Uluslararası hukukta durum bu ama, Türk iç hukukunda konu açıktır, düzenlenmiştir. Yürürlükteki, 4 Kasım 1983 tarihli ve 2941 sayılı Seferberlik ve Savaş Hali Kanunu’nun 3. maddesinin 5. fıkrasında “savaş” kavramı tanımlanmıştır[iv]. Bu fıkrada, savaşın, “Devletin bekasını temin etmek, milli menfaatleri sağlamak ve milli hedefleri elde etmek amacıyla, başta askeri güç olmak üzere Devletin maddi ve manevi tüm güç ve kaynaklarının hiçbir sınırlamaya tabi tutulmadan kullanılmasını gerektiren silahlı mücadele” olduğu belirtilmektedir. Hiç şüphesiz, ülkelerin iç hukuklarının, uluslararası hukuka dair konuların açıklığa kavuşturulmasında aydınlatıcı-işaret edici bir yanı vardır. Ve bu yanın, konunun ilgili olduğu ülke için evleviyetle geçerli-anlamlı olacağı da açıktır. Türk iç hukukundaki bu tanım ışığında, şunu sorma ihtiyacı doğuyor: Ukrayna ile Rusya arasında devam eden sıcak çatışmada, tarafların, “başta askeri güç olmak üzere Devletin maddi ve manevi tüm güç ve kaynaklarını hiçbir sınırlamaya tabi tutmadan kullandığını” söylemek mümkün mü? Rusya’nın Ukrayna karşısında, Ukrayna’nın da Rusya karşısında, “bütün maddi ve manevi tüm güç ve kaynaklarını hiçbir sınırlamaya tabi tutmadan kullanıldığı” görülebiliyor mu? Şahsen, ben göremiyorum.

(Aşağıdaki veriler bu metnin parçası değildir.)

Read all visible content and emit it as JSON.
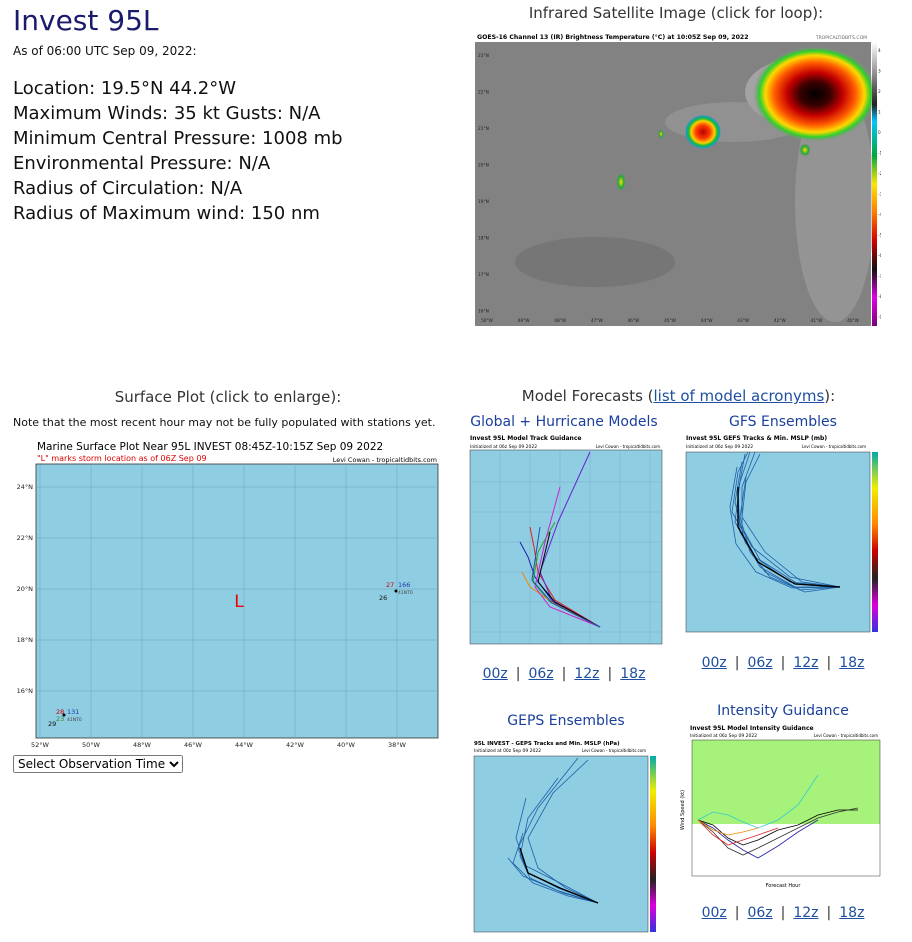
{
  "storm": {
    "title": "Invest 95L",
    "as_of": "As of 06:00 UTC Sep 09, 2022:",
    "stats": [
      "Location: 19.5°N 44.2°W",
      "Maximum Winds: 35 kt  Gusts: N/A",
      "Minimum Central Pressure: 1008 mb",
      "Environmental Pressure: N/A",
      "Radius of Circulation: N/A",
      "Radius of Maximum wind: 150 nm"
    ]
  },
  "satellite": {
    "caption": "Infrared Satellite Image (click for loop):",
    "header": "GOES-16 Channel 13 (IR) Brightness Temperature (°C) at 10:05Z Sep 09, 2022",
    "credit": "TROPICALTIDBITS.COM",
    "lat_labels": [
      "23°N",
      "22°N",
      "21°N",
      "20°N",
      "19°N",
      "18°N",
      "17°N",
      "16°N"
    ],
    "lon_labels": [
      "50°W",
      "49°W",
      "48°W",
      "47°W",
      "46°W",
      "45°W",
      "44°W",
      "43°W",
      "42°W",
      "41°W",
      "40°W"
    ],
    "scale_labels": [
      "40",
      "30",
      "20",
      "10",
      "0",
      "-10",
      "-20",
      "-30",
      "-40",
      "-50",
      "-60",
      "-70",
      "-80",
      "-90"
    ]
  },
  "surface": {
    "caption": "Surface Plot (click to enlarge):",
    "note": "Note that the most recent hour may not be fully populated with stations yet.",
    "map_title": "Marine Surface Plot Near 95L INVEST 08:45Z-10:15Z Sep 09 2022",
    "map_subtitle": "\"L\" marks storm location as of 06Z Sep 09",
    "credit": "Levi Cowan - tropicaltidbits.com",
    "storm_marker": "L",
    "lat_labels": [
      "24°N",
      "22°N",
      "20°N",
      "18°N",
      "16°N"
    ],
    "lon_labels": [
      "52°W",
      "50°W",
      "48°W",
      "46°W",
      "44°W",
      "42°W",
      "40°W",
      "38°W"
    ],
    "stations": [
      {
        "temp": "27",
        "dew": "26",
        "id": "166",
        "extra": "41NT0"
      },
      {
        "temp": "28",
        "dew": "23",
        "id": "131",
        "extra": "41NT0"
      }
    ],
    "station_extra_value": "29",
    "select_label": "Select Observation Time..."
  },
  "models": {
    "caption_prefix": "Model Forecasts (",
    "caption_link": "list of model acronyms",
    "caption_suffix": "):",
    "global": {
      "caption": "Global + Hurricane Models",
      "plot_title": "Invest 95L Model Track Guidance",
      "init": "Initialized at 06z Sep 09 2022",
      "credit": "Levi Cowan - tropicaltidbits.com"
    },
    "gfs": {
      "caption": "GFS Ensembles",
      "plot_title": "Invest 95L GEFS Tracks & Min. MSLP (mb)",
      "init": "Initialized at 06z Sep 09 2022",
      "credit": "Levi Cowan - tropicaltidbits.com",
      "scale_labels": [
        "1010",
        "1000",
        "990",
        "980",
        "970",
        "960",
        "950",
        "940",
        "930"
      ]
    },
    "geps": {
      "caption": "GEPS Ensembles",
      "plot_title": "95L INVEST - GEPS Tracks and Min. MSLP (hPa)",
      "init": "Initialized at 00z Sep 09 2022",
      "credit": "Levi Cowan - tropicaltidbits.com",
      "scale_labels": [
        "1010",
        "1000",
        "990",
        "980",
        "970",
        "960",
        "950",
        "940",
        "930"
      ]
    },
    "intensity": {
      "caption": "Intensity Guidance",
      "plot_title": "Invest 95L Model Intensity Guidance",
      "init": "Initialized at 06z Sep 09 2022",
      "credit": "Levi Cowan - tropicaltidbits.com",
      "xlabel": "Forecast Hour",
      "ylabel": "Wind Speed (kt)"
    },
    "runs": [
      "00z",
      "06z",
      "12z",
      "18z"
    ]
  }
}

Bunun için, bir “süper güç” olarak, Rusya’nın askeri imkân ve yeteneklerini şöyle bir durup düşünmek yeterli olacaktır. Keza Ukrayna da, sıradan- basit bir ülke değildir, hatırı sayılır askeri imkân ve yeteneğe sahiptir. Ve Ukrayna’nın Rusya karşısında “bunların hepsini” ve “hiç biri sınırlama olmadan” kullandığını düşünemiyorum.

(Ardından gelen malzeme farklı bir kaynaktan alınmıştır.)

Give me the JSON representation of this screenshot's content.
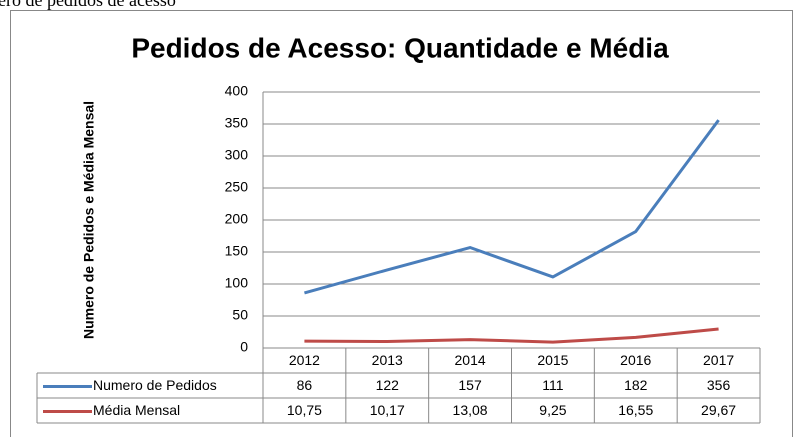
{
  "caption": "ero de pedidos de acesso",
  "chart_data": {
    "type": "line",
    "title": "Pedidos de Acesso: Quantidade e Média",
    "y_label": "Numero de Pedidos e Média Mensal",
    "categories": [
      "2012",
      "2013",
      "2014",
      "2015",
      "2016",
      "2017"
    ],
    "series": [
      {
        "name": "Numero de Pedidos",
        "color": "#4a7ebb",
        "values": [
          86,
          122,
          157,
          111,
          182,
          356
        ]
      },
      {
        "name": "Média Mensal",
        "color": "#be4b48",
        "values": [
          10.75,
          10.17,
          13.08,
          9.25,
          16.55,
          29.67
        ],
        "value_labels": [
          "10,75",
          "10,17",
          "13,08",
          "9,25",
          "16,55",
          "29,67"
        ]
      }
    ],
    "ylim": [
      0,
      400
    ],
    "yticks": [
      0,
      50,
      100,
      150,
      200,
      250,
      300,
      350,
      400
    ],
    "grid": true
  }
}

Uluslararası hukuka ve Türk iç hukukuna dair yukarıda belirtilen hususlar ışığında, Türk Dışişleri Bakanlığının, Ukrayna ile Rusya arasında yaşanan sıcak çatışmanın “savaş”a dönüştüğü tespitine ulaşmasının, hem isabetli olmadığını, hem de Türkiye’nin başına işler açabileceğini düşünüyorum. Bu tespitin, Türkiye’nin Montrö Sözleşmesi üzerinden elde ettiği “üstün” avantajlarını kaybetme ve Türkiye’yi bir menfaatinin olmadığı işlere taraf yapma, riski yüksek görülmektedir.
28 Şubat 2022
[i] Cumhuriyet, 28.2.2022, s. 8.
[ii] Montrö Sözleşmesi’nin tam metni için bkz.: Dr. Aslan Gündüz, Milletlerarası Hukuk ve Milletlerarası Teşkilatlar ile ilgili Temel Metinler, İstanbul, Beta Yayınları, 1987, s. 385-399.

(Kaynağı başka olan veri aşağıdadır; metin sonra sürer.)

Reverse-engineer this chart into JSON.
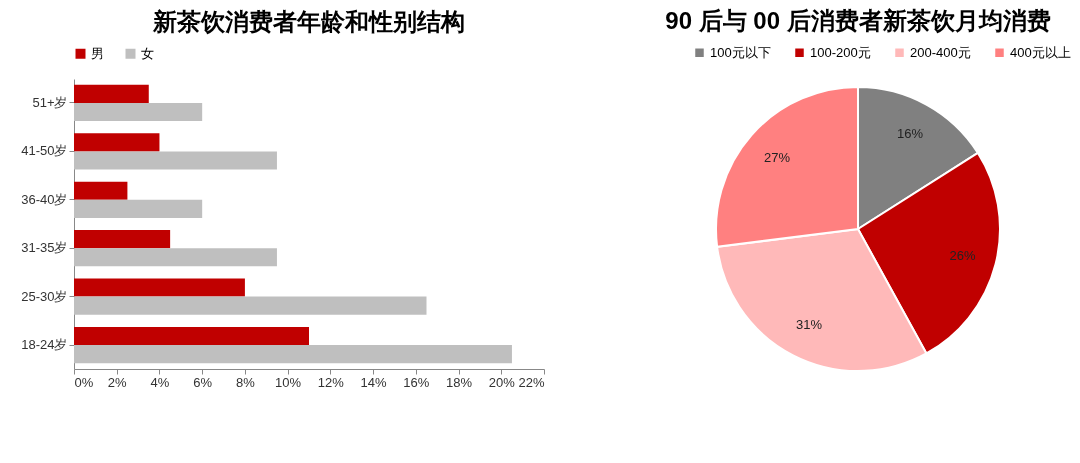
{
  "chart_data": [
    {
      "type": "bar",
      "orientation": "horizontal",
      "title": "新茶饮消费者年龄和性别结构",
      "categories": [
        "51+岁",
        "41-50岁",
        "36-40岁",
        "31-35岁",
        "25-30岁",
        "18-24岁"
      ],
      "series": [
        {
          "name": "男",
          "color": "#c00000",
          "values": [
            3.5,
            4.0,
            2.5,
            4.5,
            8.0,
            11.0
          ]
        },
        {
          "name": "女",
          "color": "#bfbfbf",
          "values": [
            6.0,
            9.5,
            6.0,
            9.5,
            16.5,
            20.5
          ]
        }
      ],
      "xlim": [
        0,
        22
      ],
      "xticks": [
        {
          "value": 0,
          "label": "0%"
        },
        {
          "value": 2,
          "label": "2%"
        },
        {
          "value": 4,
          "label": "4%"
        },
        {
          "value": 6,
          "label": "6%"
        },
        {
          "value": 8,
          "label": "8%"
        },
        {
          "value": 10,
          "label": "10%"
        },
        {
          "value": 12,
          "label": "12%"
        },
        {
          "value": 14,
          "label": "14%"
        },
        {
          "value": 16,
          "label": "16%"
        },
        {
          "value": 18,
          "label": "18%"
        },
        {
          "value": 20,
          "label": "20%"
        },
        {
          "value": 22,
          "label": "22%"
        }
      ],
      "legend": "top"
    },
    {
      "type": "pie",
      "title": "90 后与 00 后消费者新茶饮月均消费",
      "categories": [
        "100元以下",
        "100-200元",
        "200-400元",
        "400元以上"
      ],
      "values": [
        16,
        26,
        31,
        27
      ],
      "colors": [
        "#808080",
        "#c00000",
        "#ffb9b9",
        "#ff8080"
      ],
      "value_labels": [
        "16%",
        "26%",
        "31%",
        "27%"
      ],
      "legend": "top"
    }
  ]
}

[iii] Böyle ifade edildi ama, hukuksal açıdan, NATO içinde olsa bile, Türkiye’nin NATO üzerinden böyle bir anlaşmaya taraf olabilmesi için, önceden TBMM’den uygun bulma kanununun çıkarılmasına ihtiyaç vardır. Çünkü Ukrayna NATO üyesi değildir.
[iv] Bkz.: 8.11.1983 tarihli ve 18215 sayılı Resmi Gazete.